Задача, кстати, традиционная: в брежневские годы люди ломали голову над тем, куда деваются рекордные урожаи и баснословное число производимых тракторов и комбайнов: и вообще, почему до прилавков магазинов доходит так мало? Ныне экономисты ищут, куда исчезают огромные накопляемые капиталы, без которых задыхается отечественная промышленность… Так что задача «куда что девается» носит во многом перманентный и, выражаясь философским языком, метафизический характер. Поэтому поиск ответа для частной задачи помогает решению общей теоремы: «Почему мы, будучи такими богатыми, являемся такими бедными?»

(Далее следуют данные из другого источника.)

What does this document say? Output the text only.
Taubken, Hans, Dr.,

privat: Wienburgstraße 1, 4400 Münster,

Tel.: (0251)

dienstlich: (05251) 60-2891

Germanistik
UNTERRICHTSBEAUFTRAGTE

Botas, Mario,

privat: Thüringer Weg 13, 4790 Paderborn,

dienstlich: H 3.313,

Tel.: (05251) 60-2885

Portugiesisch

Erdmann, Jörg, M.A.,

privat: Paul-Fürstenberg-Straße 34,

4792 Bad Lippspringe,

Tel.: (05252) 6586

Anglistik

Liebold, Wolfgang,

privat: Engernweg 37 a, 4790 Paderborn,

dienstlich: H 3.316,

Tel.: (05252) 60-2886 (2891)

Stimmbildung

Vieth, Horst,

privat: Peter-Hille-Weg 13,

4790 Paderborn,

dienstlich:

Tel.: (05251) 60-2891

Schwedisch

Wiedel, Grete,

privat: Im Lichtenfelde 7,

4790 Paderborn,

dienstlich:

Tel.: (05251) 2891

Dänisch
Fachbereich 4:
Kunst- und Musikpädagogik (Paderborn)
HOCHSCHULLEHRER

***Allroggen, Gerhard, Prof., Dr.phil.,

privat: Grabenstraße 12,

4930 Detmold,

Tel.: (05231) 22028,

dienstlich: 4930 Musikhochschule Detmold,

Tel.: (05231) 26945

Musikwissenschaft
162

При оценке соотношения сил многое зависит от методики подсчета. Например, в советской «Истории Второй мировой войны» указывалось, что на 22 июня 1941 г. в первом эшелоне армий прикрытия западных приграничных округов находилось 56 стрелковых и кавалерийских дивизий и 2 бригады. Во втором эшелоне армий на удалении 50—100 км еще 52 дивизии, в основном танковые и механизированные. «Для нанесения удара утром 22 июня 1941 г. в первом стратегическом эшелоне с учетом финских, венгерских и румынских войск было сосредоточено 157 дивизий (из них 17 танковых и 13 моторизованных) и 18 бригад (в том числе 5 моторизованных). Это была громадная, невиданная в истории армия вторжения» (т. 3, с. 441). Еще бы! Против 56 дивизий готовились ударить 157 дивизий врага! Однако это неправда. Приведенный отрывок – типичный образчик сфальсифицированного подсчета сил официальной советской военной историографией, чье наследство и традиции еще живы в исторической науке. Если в первом абзаце выкладки верные, то во втором – ложные. Дело в том, что утром 22 июня венгерские, румынские и финские войска удар наносить не собирались. Финляндия вступила в войну 25 июня, а начала боевые действия 10 июля, Румыния – 2 июля. Естественно и немецкие войска, находящиеся на их территории, выступили в те же сроки. А это 11-я армия с 6 дивизиями (в июле будет добавлена еще одна) и армия «Норвегия» с 4 дивизиями. В резерве германского верховного командования находилось 24 дивизии. В свою очередь, группы армий имели свои резервы (до 3 дивизий). Поэтому реально утром 22 июня могли выступить около 100 дивизий, и исход приграничного сражения зависел оттого, насколько организованно вступят в бой части прикрытия и насколько быстро подойдут дивизии второго эшелона.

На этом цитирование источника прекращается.